An interesting campaign aimed at getting people to put down that soda bottle. Do you think this is enough to change the behaviour of consuming too much soda?
My thoughts: a campaign is only one piece of the behavioural contingencies involved in selecting and consuming soft drinks. Campaigns such as this should also be implemented at the same time that public policy looks at one or more of the following factors:
1. Prevention by altering access.
If soft drinks are on display in your cafeteria or stored in your fridge at home, you are already one step into the behaviour chain because the discriminative stimulus (Sd) is present. Re-arranging public’s access to soda (the stimulus) is one way to change consumption behaviour. I know some school districts have barred soft drink companies from selling their products in schools. This is a start. How about other options when purchasing out of home food/meals? Will fast food restaurants ever advertise their combos with glass of milk or a fruit smoothie?
2. Teach a replacement behaviour
If soda is consumed as an everyday beverage, then people also need education on what a suitable replacement beverage could be. This replacement beverage must be readily available while also be reinforcing from a caloric and taste dimension. Otherwise, people will resort to what they do best: consume soft-drinks.

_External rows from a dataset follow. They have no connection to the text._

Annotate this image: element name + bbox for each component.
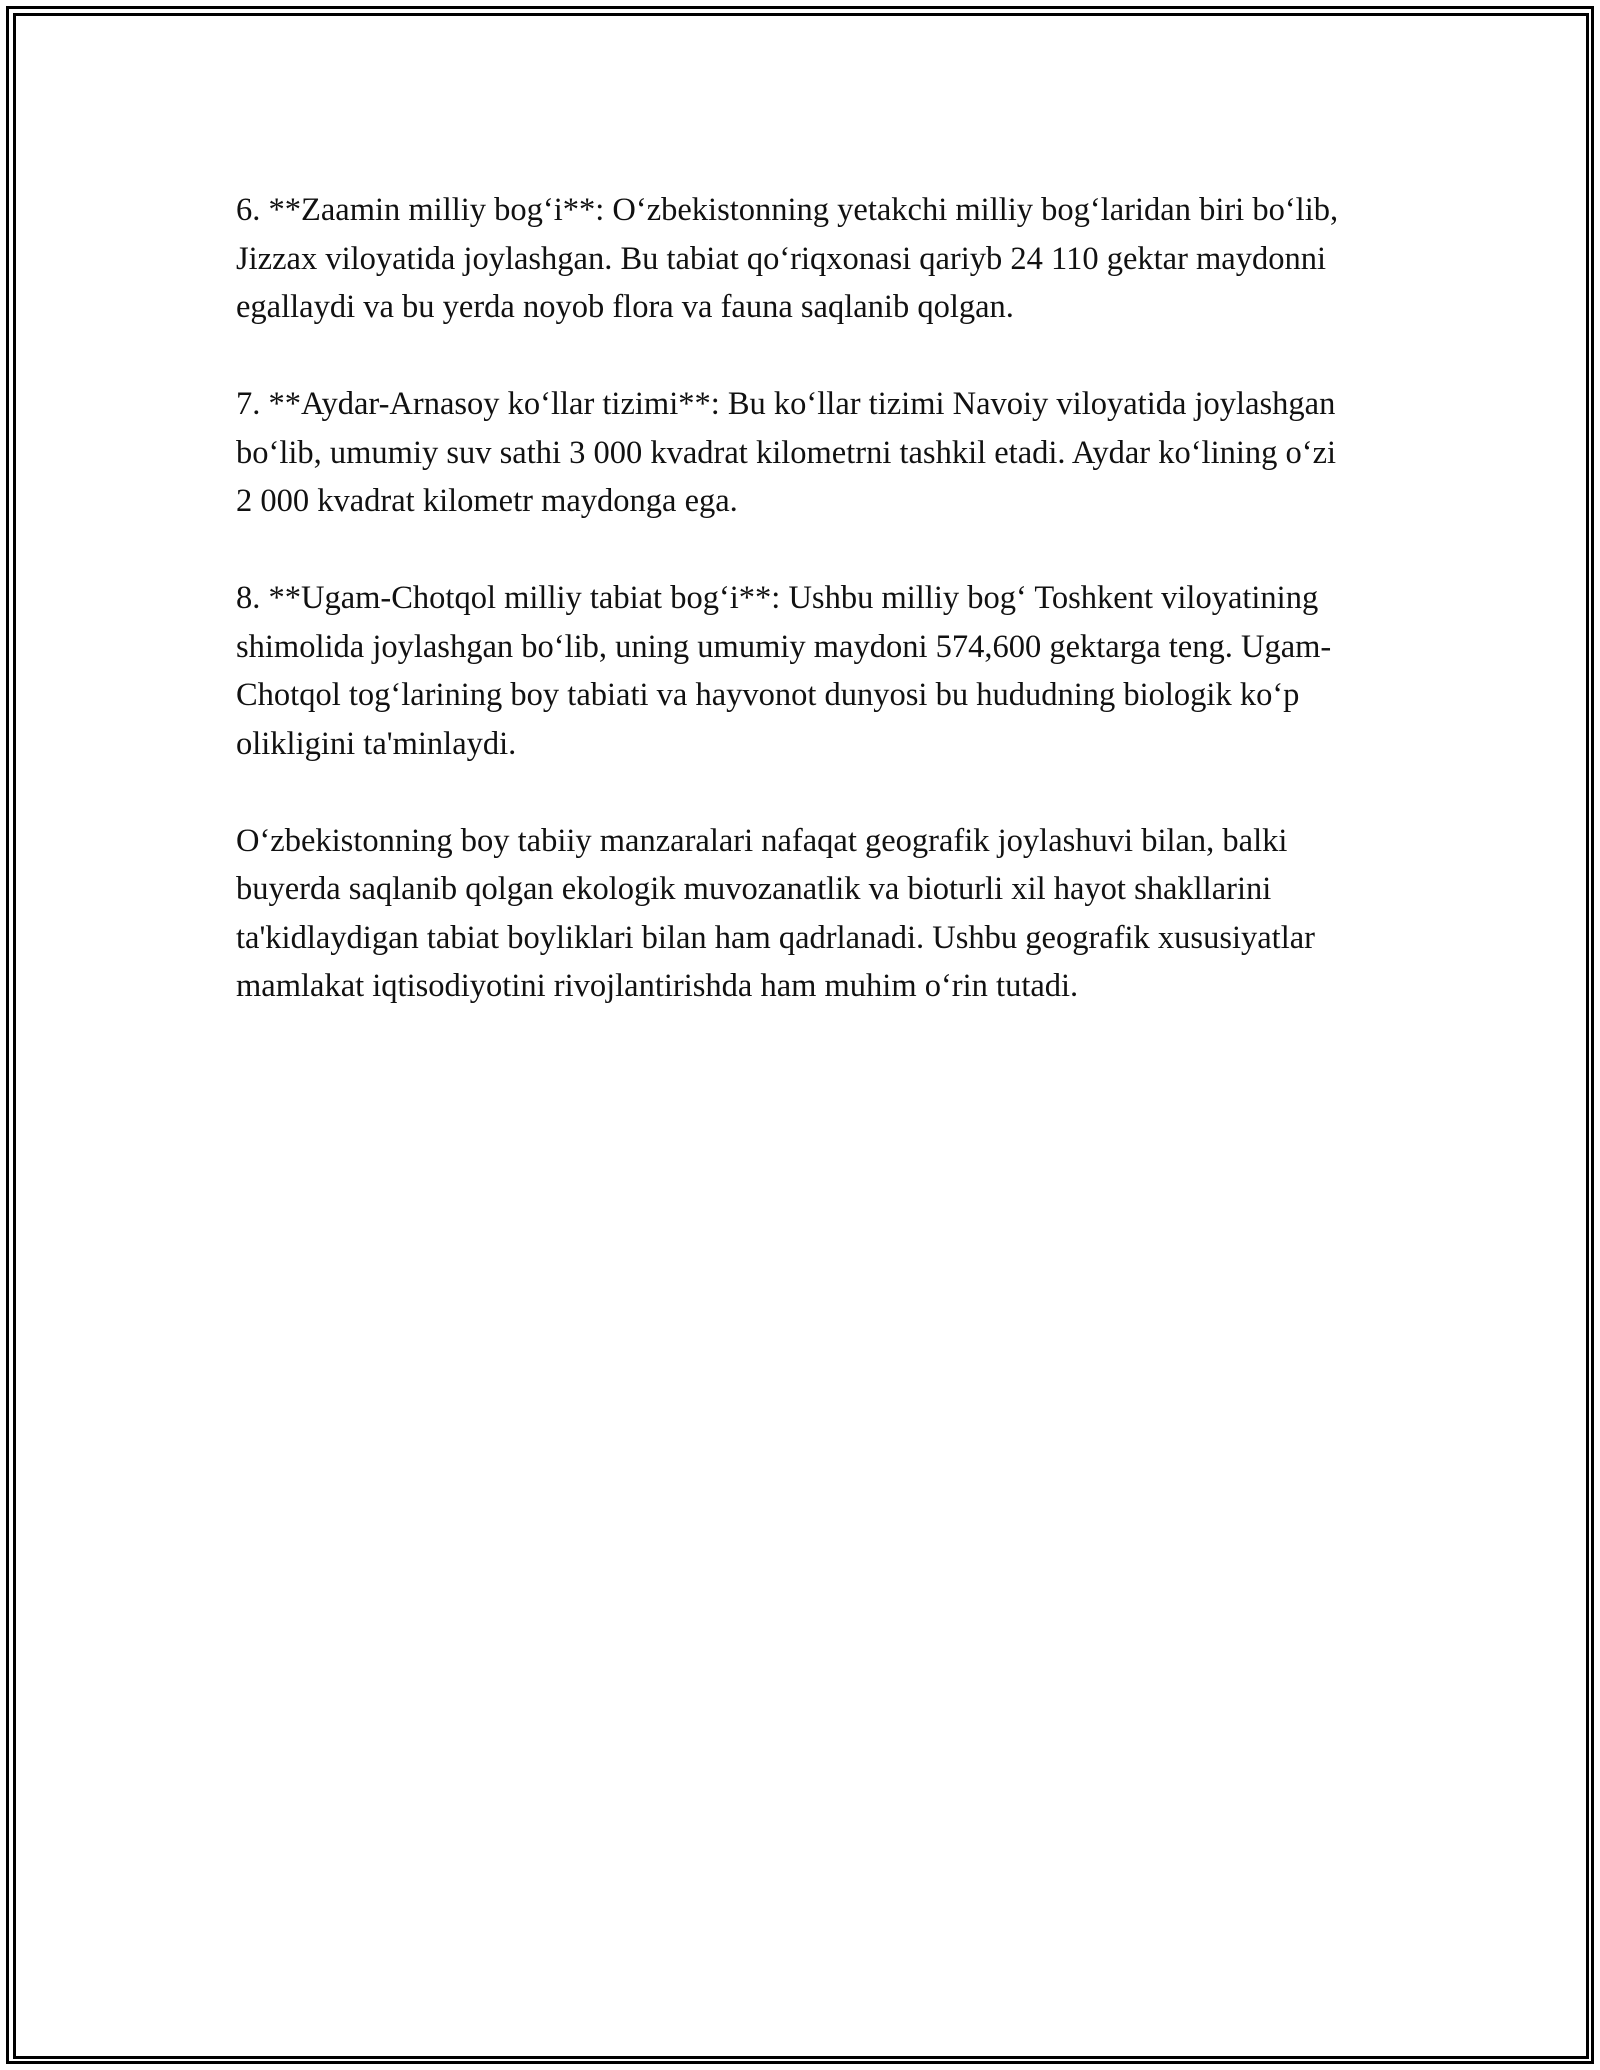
document-body — [236, 186, 1354, 1059]
paragraph-ugam-chotqol: 8. **Ugam-Chotqol milliy tabiat bog‘i**: Ushbu milliy bog‘ Toshkent viloyatining shimolida joylashgan bo‘lib, uning umumiy maydoni 574,600 gektarga teng. Ugam-Chotqol tog‘larining boy tabiati va hayvonot dunyosi bu hududning biologik ko‘p olikligini ta'minlaydi. — [236, 580, 1332, 762]
paragraph-conclusion: O‘zbekistonning boy tabiiy manzaralari nafaqat geografik joylashuvi bilan, balki buyerda saqlanib qolgan ekologik muvozanatlik va bioturli xil hayot shakllarini ta'kidlaydigan tabiat boyliklari bilan ham qadrlanadi. Ushbu geografik xususiyatlar mamlakat iqtisodiyotini rivojlantirishda ham muhim o‘rin tutadi. — [236, 822, 1315, 1004]
paragraph-aydar-arnasoy: 7. **Aydar-Arnasoy ko‘llar tizimi**: Bu ko‘llar tizimi Navoiy viloyatida joylashgan bo‘lib, umumiy suv sathi 3 000 kvadrat kilometrni tashkil etadi. Aydar ko‘lining o‘zi 2 000 kvadrat kilometr maydonga ega. — [236, 386, 1337, 519]
paragraph-zaamin: 6. **Zaamin milliy bog‘i**: O‘zbekistonning yetakchi milliy bog‘laridan biri bo‘lib, Jizzax viloyatida joylashgan. Bu tabiat qo‘riqxonasi qariyb 24 110 gektar maydonni egallaydi va bu yerda noyob flora va fauna saqlanib qolgan. — [236, 192, 1339, 325]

3. Arrange economic consequences
Soda is generally cheaper than other beverages that hold nutritional value. Better for you beverages have a higher response cost and therefore will be consumed less often if one’s finances are factored into the response. If consuming the cheaper drink is reinforced (i.e., tastes good and costs less), people are more likely to repeat the same behaviour in a similar situation. Therefore, healthier beverage options must come down in price (French, 2003) or soft drinks must increase in price.
What I just presented is the beginning of a behaviour support plan for reducing soft-drink consumption. Another application for behaviour analysis; used as a model for understanding why people do what they do and to suggest ways to change behaviour.
French, S.A. (2003). Pricing effects on food choices. The Journal of Nutrition, 133(3), 8415-8435.